Dump may have foe in Hodges



HARRISBURG, Pa. -- For years, the Hershey Medical Center has stored most of its low-level radioactive waste inside its basement until the radiation decays and the material is safe enough to throw away.

The remainder is shipped for burial in the clay soil just outside Barnwell, S.C.

It's a practice that disturbs Jim Hodges, South Carolina's Democratic governor-elect -- and one he's vowed to stop.

"We don't want to be labeled as a dumping ground for the entire country. It simply opens the door to more waste," said Ashley Shaw, a spokeswoman for Mr. Hodges. "We'd like to get a hold on it now and control it."

Mr. Hodges' policies on the Barnwell landfill are being closely scrutinized in Pennsylvania and other states. Without Barnwell, most of Pennsylvania's hospitals, industries and nuclear power plants would be forced to store their waste on site.

"We're tracking what's going on there," said Keith Kearns, acting director of the state Department of Environmental Protection's Bureau of Radiation Protection.

Though a decision is two years off at best, the threat of Barnwell closing may rekindle efforts to build a low-level waste site in Pennsylvania. Earlier this year the work was suspended because of falling trash volumes and the availability of Barnwell.

Low-level radioactive waste comes from nuclear power plants, industry and medical research facilities. The waste can remain radioactive from a few hours to millions of years. Most of the radiation, more than 98 percent, comes from nuclear power plants.

The Appalachian States Compact, which includes Pennsylvania, West Virginia, Maryland and Delaware, is expected to discuss stopping the practice of sending waste out of state when it meets Wednesday in Harrisburg, Mr. Kearns said.

The organization was formed after a 1980 federal law made states responsible for their own radioactive wastes.

It is too soon to say that the compact's search for a single storage site within those four states will be restarted, Mr. Kearns said.
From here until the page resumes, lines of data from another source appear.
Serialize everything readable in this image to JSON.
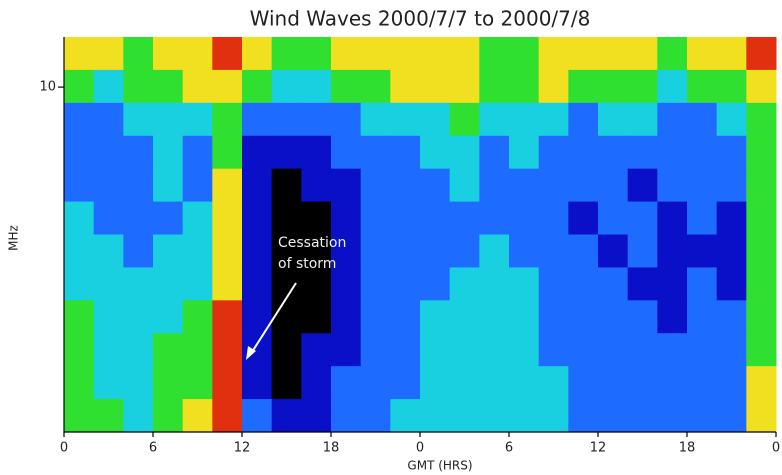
{
  "chart_data": {
    "type": "heatmap",
    "title": "Wind Waves 2000/7/7 to 2000/7/8",
    "x_label": "GMT (HRS)",
    "y_label": "MHz",
    "annotation": [
      "Cessation",
      "of storm"
    ],
    "xlim": [
      0,
      48
    ],
    "xticks": [
      0,
      6,
      12,
      18,
      {
        "value": 24,
        "label": "0"
      },
      {
        "value": 30,
        "label": "6"
      },
      {
        "value": 36,
        "label": "12"
      },
      {
        "value": 42,
        "label": "18"
      },
      {
        "value": 48,
        "label": "0"
      }
    ],
    "ylim": [
      1.075,
      13.825
    ],
    "yticks": [
      10
    ],
    "log_y": true,
    "colorscale": [
      "#000000",
      "#0a10c8",
      "#1e6cff",
      "#19d0e0",
      "#30e030",
      "#f0e020",
      "#e03010"
    ],
    "z": [
      [
        5,
        5,
        4,
        5,
        5,
        6,
        5,
        4,
        4,
        5,
        5,
        5,
        5,
        5,
        4,
        4,
        5,
        5,
        5,
        5,
        4,
        5,
        5,
        6
      ],
      [
        4,
        3,
        4,
        4,
        5,
        5,
        4,
        3,
        3,
        4,
        4,
        5,
        5,
        5,
        4,
        4,
        5,
        4,
        4,
        4,
        3,
        4,
        4,
        5
      ],
      [
        2,
        2,
        3,
        3,
        3,
        4,
        2,
        2,
        2,
        2,
        3,
        3,
        3,
        4,
        3,
        3,
        3,
        2,
        3,
        3,
        2,
        2,
        3,
        4
      ],
      [
        2,
        2,
        2,
        3,
        2,
        4,
        1,
        1,
        1,
        2,
        2,
        2,
        3,
        3,
        2,
        3,
        2,
        2,
        2,
        2,
        2,
        2,
        2,
        4
      ],
      [
        2,
        2,
        2,
        3,
        2,
        5,
        1,
        0,
        1,
        1,
        2,
        2,
        2,
        3,
        2,
        2,
        2,
        2,
        2,
        1,
        2,
        2,
        2,
        4
      ],
      [
        3,
        2,
        2,
        2,
        3,
        5,
        1,
        0,
        0,
        1,
        2,
        2,
        2,
        2,
        2,
        2,
        2,
        1,
        2,
        2,
        1,
        2,
        1,
        4
      ],
      [
        3,
        3,
        2,
        3,
        3,
        5,
        1,
        0,
        0,
        1,
        2,
        2,
        2,
        2,
        3,
        2,
        2,
        2,
        1,
        2,
        1,
        1,
        1,
        4
      ],
      [
        3,
        3,
        3,
        3,
        3,
        5,
        1,
        0,
        0,
        1,
        2,
        2,
        2,
        3,
        3,
        3,
        2,
        2,
        2,
        1,
        1,
        2,
        1,
        4
      ],
      [
        4,
        3,
        3,
        3,
        4,
        6,
        1,
        0,
        0,
        1,
        2,
        2,
        3,
        3,
        3,
        3,
        2,
        2,
        2,
        2,
        1,
        2,
        2,
        4
      ],
      [
        4,
        3,
        3,
        4,
        4,
        6,
        1,
        0,
        1,
        1,
        2,
        2,
        3,
        3,
        3,
        3,
        2,
        2,
        2,
        2,
        2,
        2,
        2,
        4
      ],
      [
        4,
        3,
        3,
        4,
        4,
        6,
        1,
        0,
        1,
        2,
        2,
        2,
        3,
        3,
        3,
        3,
        3,
        2,
        2,
        2,
        2,
        2,
        2,
        5
      ],
      [
        4,
        4,
        3,
        4,
        5,
        6,
        2,
        1,
        1,
        2,
        2,
        3,
        3,
        3,
        3,
        3,
        3,
        2,
        2,
        2,
        2,
        2,
        2,
        5
      ]
    ]
  }
}
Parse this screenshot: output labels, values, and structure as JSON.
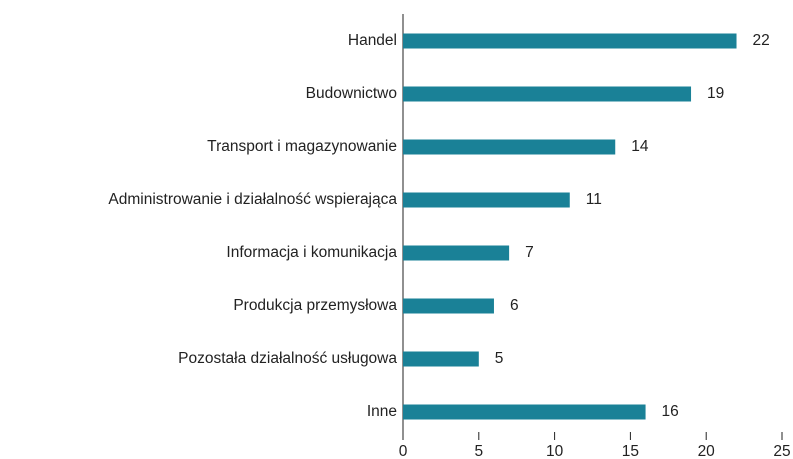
{
  "chart_data": {
    "type": "barh",
    "categories": [
      "Handel",
      "Budownictwo",
      "Transport i magazynowanie",
      "Administrowanie i działalność wspierająca",
      "Informacja i komunikacja",
      "Produkcja przemysłowa",
      "Pozostała działalność usługowa",
      "Inne"
    ],
    "values": [
      22,
      19,
      14,
      11,
      7,
      6,
      5,
      16
    ],
    "color": "#1a8197",
    "xlim": [
      0,
      25
    ],
    "xticks": [
      0,
      5,
      10,
      15,
      20,
      25
    ],
    "grid": false
  }
}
Texas and California also have suspended efforts to develop a dump.

There are also private companies, one in Texas and one in Utah, that are applying for the right to handle the waste, officials said.

The closing of Barnwell is a concern to all radioactive waste producers because the only other sites available, one in Utah and the other in Hanford, Wash., have severe restrictions, Hershey officials said.

"We're very concerned," said John Vincenti, executive director of Appalachian Compact Users of Radioactive Isotopes, an industry group. "Access is the whole issue that runs the cycle."

Small businesses will be hardest hit because they have the least capability for storing waste on site, he said.

"It's quite frustrating at this point because generators have no idea what can transpire," Mr. Vincenti said. "This is not a technical issue at this point; it's a political issue."

The nuclear power industry is watching, but not seriously concerned yet. Nuclear plants are accustomed to storing waste on site, said Bill Jones, a spokesman for PECO Energy Co., owner of the Peach Bottom nuclear station in York County and the Limerick plant in Montgomery County.

PECO also has agreed to buy Three Mile Island.

"I think every nuclear power plant is watching the South Carolina situation very carefully," said David Carl, spokesman from GPU Nuclear, operator of TMI.

Because of the volatile nature of nuclear waste storage, generators like GPU have reduced the waste they produce. Since 1994, TMI Unit 1's waste volumes have dropped by 76 percent, he said. Carl estimates that TMI has space to store low-level waste for about 10 to 15 years.